The Vision comparison holds up through its second half as well, unfortunately. It’s worth noting that Sheriff was, I believe, a limited series, until King was nominated as the current comic god and it was upgraded first to a maxiseries and then to an ongoing. As such, what maybe was meant to wrap up sooner was extended, and if that’s not the case, it sure as fuck feels like it.

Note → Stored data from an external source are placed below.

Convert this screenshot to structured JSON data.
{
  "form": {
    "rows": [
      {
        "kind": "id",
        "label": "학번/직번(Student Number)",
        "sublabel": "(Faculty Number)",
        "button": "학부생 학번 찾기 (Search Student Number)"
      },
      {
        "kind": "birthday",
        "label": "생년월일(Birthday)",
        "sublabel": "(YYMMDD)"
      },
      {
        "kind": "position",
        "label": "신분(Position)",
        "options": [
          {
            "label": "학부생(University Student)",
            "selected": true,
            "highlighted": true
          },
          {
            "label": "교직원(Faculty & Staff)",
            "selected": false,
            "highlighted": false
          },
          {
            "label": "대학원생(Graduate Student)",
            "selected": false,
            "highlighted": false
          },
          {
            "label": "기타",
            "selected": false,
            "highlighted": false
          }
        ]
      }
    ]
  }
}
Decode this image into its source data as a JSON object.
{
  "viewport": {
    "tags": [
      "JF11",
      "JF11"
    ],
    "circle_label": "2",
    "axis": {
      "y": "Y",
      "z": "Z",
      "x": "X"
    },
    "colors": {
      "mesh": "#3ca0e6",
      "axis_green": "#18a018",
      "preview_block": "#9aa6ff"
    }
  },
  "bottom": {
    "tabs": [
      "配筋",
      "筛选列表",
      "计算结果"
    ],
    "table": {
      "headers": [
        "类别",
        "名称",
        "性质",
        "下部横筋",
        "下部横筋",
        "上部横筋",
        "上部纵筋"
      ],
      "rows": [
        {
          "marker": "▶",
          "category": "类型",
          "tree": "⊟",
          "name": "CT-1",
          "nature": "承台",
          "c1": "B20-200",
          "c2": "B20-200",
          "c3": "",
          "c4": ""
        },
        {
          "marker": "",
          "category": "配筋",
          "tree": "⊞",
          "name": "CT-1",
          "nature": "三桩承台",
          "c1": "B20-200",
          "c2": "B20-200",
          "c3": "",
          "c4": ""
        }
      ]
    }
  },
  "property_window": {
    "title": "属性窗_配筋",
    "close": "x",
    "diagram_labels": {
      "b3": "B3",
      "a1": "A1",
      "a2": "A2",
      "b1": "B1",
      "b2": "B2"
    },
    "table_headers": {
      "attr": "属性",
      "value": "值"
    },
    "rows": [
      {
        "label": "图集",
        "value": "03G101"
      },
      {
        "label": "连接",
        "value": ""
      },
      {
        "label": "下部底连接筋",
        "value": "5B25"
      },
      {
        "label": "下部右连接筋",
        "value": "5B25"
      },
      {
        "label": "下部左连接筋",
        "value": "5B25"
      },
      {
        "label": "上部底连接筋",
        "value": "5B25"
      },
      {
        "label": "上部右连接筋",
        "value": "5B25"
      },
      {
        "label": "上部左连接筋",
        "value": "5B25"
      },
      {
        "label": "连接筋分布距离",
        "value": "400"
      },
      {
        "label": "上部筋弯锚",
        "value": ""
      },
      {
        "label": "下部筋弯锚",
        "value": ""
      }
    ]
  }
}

This is the King style extended to the breaking point: Pages and pages of a single talking head for no discernible story reason; issues of unmoving inaction, slowed down by using “naturalistic” dialogue, which amounts to, like, mumblecore. (Hint: I don’t like mumblecore.)
The story ends with an effective punch (again indicating this was expanded), and when we’re not looking at repeated words and images, the down-in-the-dirt ridiculous tragedy of things that the first issues captured so well is again apparent. Artist Mitch Gerads photo real style and colors ground the book immensely, though I found the juxtaposing clear action lines distracting. …And, of course, it’s not a style that’s all the exciting for the whole repetition thing, but I don’t know what style would be.
Pow Pow Pow brings our mystery to a close with an awful lot of padding, and flip-flops Tom King’s unique pacing into more of a crutch than a necessity. The core elements and ending are strong enough to make it worthwhile, but the lack of the preceding issues’ consistent tonal gut punch definitely makes it pale in comparison.